After Lydecker's departure from Laura's apartment, McPherson drinks himself to sleep under Laura's portrait, clearly a lover keeping vigil.  When Laura Hunt returns, not murdered after all, McPherson wakes, rubs his eyes in disbelief, the flesh-and-blood Laura trumping the static Laura of the portrait.  Or does she?  For the rest of the movie we see very little of that portrait.  There's no need for it, of course--the original is back.  Still, we have an uncanny sense that the detective is disappointed.  He badgers her, later taking her to an interrogation room for a third degree grilling.  Could McPherson still be in love with the portrait?  Preminger loves to play games in his films, and he does so here.  At the end of the film the two are together.  Happily together?  The classy woman and the blue collar cop.  One wonders.

 

"Laura" is not the first film to have the leading man in love with a dead woman.  Nor the last.  Hitchcock's "Vertigo" shares some interesting story points:  Scottie Ferguson (James Stewart) and McPherson are detectives, both probably of Scottish ancestry, they share an unhealthy obsession with a dead woman;  both women come back from the dead, so to speak.  But where McPherson is ostensibly saved by the appearance of the real Laura, Scottie's obsession turns into a reality he cannot handle.

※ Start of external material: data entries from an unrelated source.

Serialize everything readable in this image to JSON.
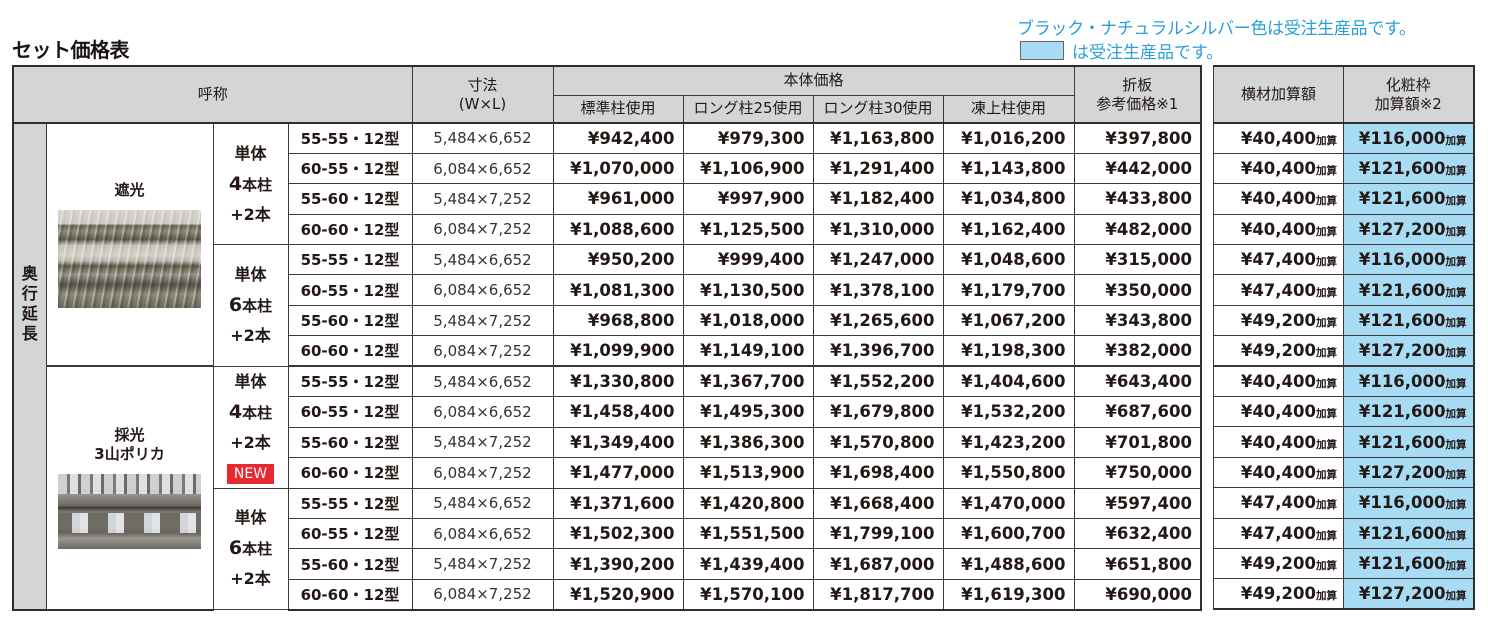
{
  "title": "セット価格表",
  "notes": {
    "line1": "ブラック・ナチュラルシルバー色は受注生産品です。",
    "line2": "は受注生産品です。",
    "swatch_color": "#a8dcf4"
  },
  "colors": {
    "header_bg": "#d4d5d7",
    "highlight_bg": "#a8dcf4",
    "note_text": "#2a9fd8",
    "new_badge": "#e8292f"
  },
  "headers": {
    "name": "呼称",
    "size_line1": "寸法",
    "size_line2": "(W×L)",
    "body_price": "本体価格",
    "standard": "標準柱使用",
    "long25": "ロング柱25使用",
    "long30": "ロング柱30使用",
    "frost": "凍上柱使用",
    "folded_line1": "折板",
    "folded_line2": "参考価格※1",
    "crossbar": "横材加算額",
    "cosmetic_line1": "化粧枠",
    "cosmetic_line2": "加算額※2"
  },
  "category": [
    "奥",
    "行",
    "延",
    "長"
  ],
  "add_suffix": "加算",
  "products": [
    {
      "name": "遮光",
      "name_line2": "",
      "image": "shade-panel-photo",
      "groups": [
        {
          "label_line1": "単体",
          "label_num": "4",
          "label_line2": "本柱",
          "label_line3": "+2本",
          "badge": "",
          "rows": [
            {
              "model": "55-55・12型",
              "size": "5,484×6,652",
              "standard": "¥942,400",
              "long25": "¥979,300",
              "long30": "¥1,163,800",
              "frost": "¥1,016,200",
              "folded": "¥397,800",
              "crossbar": "¥40,400",
              "cosmetic": "¥116,000"
            },
            {
              "model": "60-55・12型",
              "size": "6,084×6,652",
              "standard": "¥1,070,000",
              "long25": "¥1,106,900",
              "long30": "¥1,291,400",
              "frost": "¥1,143,800",
              "folded": "¥442,000",
              "crossbar": "¥40,400",
              "cosmetic": "¥121,600"
            },
            {
              "model": "55-60・12型",
              "size": "5,484×7,252",
              "standard": "¥961,000",
              "long25": "¥997,900",
              "long30": "¥1,182,400",
              "frost": "¥1,034,800",
              "folded": "¥433,800",
              "crossbar": "¥40,400",
              "cosmetic": "¥121,600"
            },
            {
              "model": "60-60・12型",
              "size": "6,084×7,252",
              "standard": "¥1,088,600",
              "long25": "¥1,125,500",
              "long30": "¥1,310,000",
              "frost": "¥1,162,400",
              "folded": "¥482,000",
              "crossbar": "¥40,400",
              "cosmetic": "¥127,200"
            }
          ]
        },
        {
          "label_line1": "単体",
          "label_num": "6",
          "label_line2": "本柱",
          "label_line3": "+2本",
          "badge": "",
          "rows": [
            {
              "model": "55-55・12型",
              "size": "5,484×6,652",
              "standard": "¥950,200",
              "long25": "¥999,400",
              "long30": "¥1,247,000",
              "frost": "¥1,048,600",
              "folded": "¥315,000",
              "crossbar": "¥47,400",
              "cosmetic": "¥116,000"
            },
            {
              "model": "60-55・12型",
              "size": "6,084×6,652",
              "standard": "¥1,081,300",
              "long25": "¥1,130,500",
              "long30": "¥1,378,100",
              "frost": "¥1,179,700",
              "folded": "¥350,000",
              "crossbar": "¥47,400",
              "cosmetic": "¥121,600"
            },
            {
              "model": "55-60・12型",
              "size": "5,484×7,252",
              "standard": "¥968,800",
              "long25": "¥1,018,000",
              "long30": "¥1,265,600",
              "frost": "¥1,067,200",
              "folded": "¥343,800",
              "crossbar": "¥49,200",
              "cosmetic": "¥121,600"
            },
            {
              "model": "60-60・12型",
              "size": "6,084×7,252",
              "standard": "¥1,099,900",
              "long25": "¥1,149,100",
              "long30": "¥1,396,700",
              "frost": "¥1,198,300",
              "folded": "¥382,000",
              "crossbar": "¥49,200",
              "cosmetic": "¥127,200"
            }
          ]
        }
      ]
    },
    {
      "name": "採光",
      "name_line2": "3山ポリカ",
      "image": "polycarbonate-panel-photo",
      "groups": [
        {
          "label_line1": "単体",
          "label_num": "4",
          "label_line2": "本柱",
          "label_line3": "+2本",
          "badge": "NEW",
          "rows": [
            {
              "model": "55-55・12型",
              "size": "5,484×6,652",
              "standard": "¥1,330,800",
              "long25": "¥1,367,700",
              "long30": "¥1,552,200",
              "frost": "¥1,404,600",
              "folded": "¥643,400",
              "crossbar": "¥40,400",
              "cosmetic": "¥116,000"
            },
            {
              "model": "60-55・12型",
              "size": "6,084×6,652",
              "standard": "¥1,458,400",
              "long25": "¥1,495,300",
              "long30": "¥1,679,800",
              "frost": "¥1,532,200",
              "folded": "¥687,600",
              "crossbar": "¥40,400",
              "cosmetic": "¥121,600"
            },
            {
              "model": "55-60・12型",
              "size": "5,484×7,252",
              "standard": "¥1,349,400",
              "long25": "¥1,386,300",
              "long30": "¥1,570,800",
              "frost": "¥1,423,200",
              "folded": "¥701,800",
              "crossbar": "¥40,400",
              "cosmetic": "¥121,600"
            },
            {
              "model": "60-60・12型",
              "size": "6,084×7,252",
              "standard": "¥1,477,000",
              "long25": "¥1,513,900",
              "long30": "¥1,698,400",
              "frost": "¥1,550,800",
              "folded": "¥750,000",
              "crossbar": "¥40,400",
              "cosmetic": "¥127,200"
            }
          ]
        },
        {
          "label_line1": "単体",
          "label_num": "6",
          "label_line2": "本柱",
          "label_line3": "+2本",
          "badge": "",
          "rows": [
            {
              "model": "55-55・12型",
              "size": "5,484×6,652",
              "standard": "¥1,371,600",
              "long25": "¥1,420,800",
              "long30": "¥1,668,400",
              "frost": "¥1,470,000",
              "folded": "¥597,400",
              "crossbar": "¥47,400",
              "cosmetic": "¥116,000"
            },
            {
              "model": "60-55・12型",
              "size": "6,084×6,652",
              "standard": "¥1,502,300",
              "long25": "¥1,551,500",
              "long30": "¥1,799,100",
              "frost": "¥1,600,700",
              "folded": "¥632,400",
              "crossbar": "¥47,400",
              "cosmetic": "¥121,600"
            },
            {
              "model": "55-60・12型",
              "size": "5,484×7,252",
              "standard": "¥1,390,200",
              "long25": "¥1,439,400",
              "long30": "¥1,687,000",
              "frost": "¥1,488,600",
              "folded": "¥651,800",
              "crossbar": "¥49,200",
              "cosmetic": "¥121,600"
            },
            {
              "model": "60-60・12型",
              "size": "6,084×7,252",
              "standard": "¥1,520,900",
              "long25": "¥1,570,100",
              "long30": "¥1,817,700",
              "frost": "¥1,619,300",
              "folded": "¥690,000",
              "crossbar": "¥49,200",
              "cosmetic": "¥127,200"
            }
          ]
        }
      ]
    }
  ]
}
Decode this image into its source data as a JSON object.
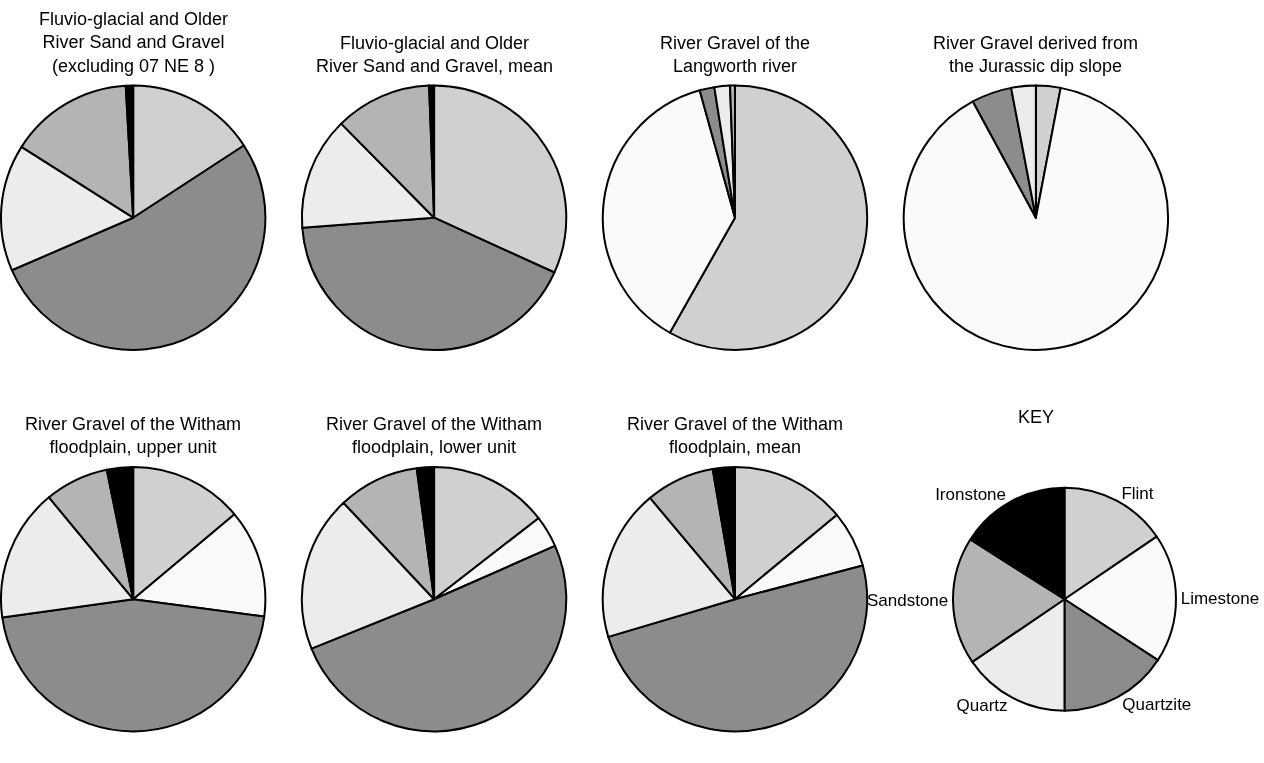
{
  "chart_data": [
    {
      "type": "pie",
      "title": "Fluvio-glacial and Older River Sand and Gravel (excluding 07 NE 8 )",
      "categories": [
        null,
        null,
        null,
        null,
        null
      ],
      "values": [
        15.8,
        52.7,
        15.5,
        15.1,
        0.9
      ],
      "colors": [
        "#d0d0d0",
        "#8c8c8c",
        "#ececec",
        "#b4b4b4",
        "#000000"
      ]
    },
    {
      "type": "pie",
      "title": "Fluvio-glacial and Older River Sand and Gravel, mean",
      "categories": [
        null,
        null,
        null,
        null,
        null
      ],
      "values": [
        31.8,
        42,
        13.8,
        11.8,
        0.6
      ],
      "colors": [
        "#d0d0d0",
        "#8c8c8c",
        "#ececec",
        "#b4b4b4",
        "#000000"
      ]
    },
    {
      "type": "pie",
      "title": "River Gravel of the Langworth river",
      "categories": [
        null,
        null,
        null,
        null,
        null
      ],
      "values": [
        58.2,
        37.5,
        1.8,
        1.9,
        0.6
      ],
      "colors": [
        "#d0d0d0",
        "#fafafa",
        "#8c8c8c",
        "#ececec",
        "#b4b4b4"
      ]
    },
    {
      "type": "pie",
      "title": "River Gravel derived from the Jurassic dip slope",
      "categories": [
        null,
        null,
        null,
        null
      ],
      "values": [
        3.0,
        89.1,
        4.9,
        3.0
      ],
      "colors": [
        "#d0d0d0",
        "#fafafa",
        "#8c8c8c",
        "#ececec"
      ]
    },
    {
      "type": "pie",
      "title": "River Gravel of the Witham floodplain, upper unit",
      "categories": [
        null,
        null,
        null,
        null,
        null,
        null
      ],
      "values": [
        13.9,
        13.2,
        45.7,
        16.2,
        7.8,
        3.2
      ],
      "colors": [
        "#d0d0d0",
        "#fafafa",
        "#8c8c8c",
        "#ececec",
        "#b4b4b4",
        "#000000"
      ]
    },
    {
      "type": "pie",
      "title": "River Gravel of the Witham floodplain, lower unit",
      "categories": [
        null,
        null,
        null,
        null,
        null,
        null
      ],
      "values": [
        14.5,
        3.9,
        50.5,
        19.1,
        9.9,
        2.1
      ],
      "colors": [
        "#d0d0d0",
        "#fafafa",
        "#8c8c8c",
        "#ececec",
        "#b4b4b4",
        "#000000"
      ]
    },
    {
      "type": "pie",
      "title": "River Gravel of the Witham floodplain, mean",
      "categories": [
        null,
        null,
        null,
        null,
        null,
        null
      ],
      "values": [
        14.0,
        6.9,
        49.5,
        18.5,
        8.4,
        2.7
      ],
      "colors": [
        "#d0d0d0",
        "#fafafa",
        "#8c8c8c",
        "#ececec",
        "#b4b4b4",
        "#000000"
      ]
    },
    {
      "type": "pie",
      "title": "KEY",
      "categories": [
        "Flint",
        "Limestone",
        "Quartzite",
        "Quartz",
        "Sandstone",
        "Ironstone"
      ],
      "values": [
        15.5,
        18.7,
        15.8,
        15.5,
        18.5,
        16.0
      ],
      "colors": [
        "#d0d0d0",
        "#fafafa",
        "#8c8c8c",
        "#ececec",
        "#b4b4b4",
        "#000000"
      ]
    }
  ]
}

It can be argued that McPherson's love for the dead Laura and Scottie Ferguson's love for Madeleine are both pathological, unpractical if you will, not bounded by a sense of reality.  The difference between the two men and their situations is their ability--or inability--to distinguish between oneself and the one loved.  Scottie Ferguson is unable, finally, to accept either Madeleine or Judy (both played by Kim Novak) as real, someone to be loved for herself.  He is unable to separate her from his own fantasies.  

For Mark McPherson, once the flesh and blood Laura enters his life, her portrait practically disappears.  In an early scene in the movie, Lydecker looks at that portrait and says that the artist "never captured her vibrance, her warmth."  Mark McPherson discovers these qualities for himself, and it's what rescues him from his own neurosis.  Yet whil Gene Tierney and Dana Andrews look right together, we have to wonder if their characters can overcome the unsavoriness that has been lying just beneath the surface of their lives.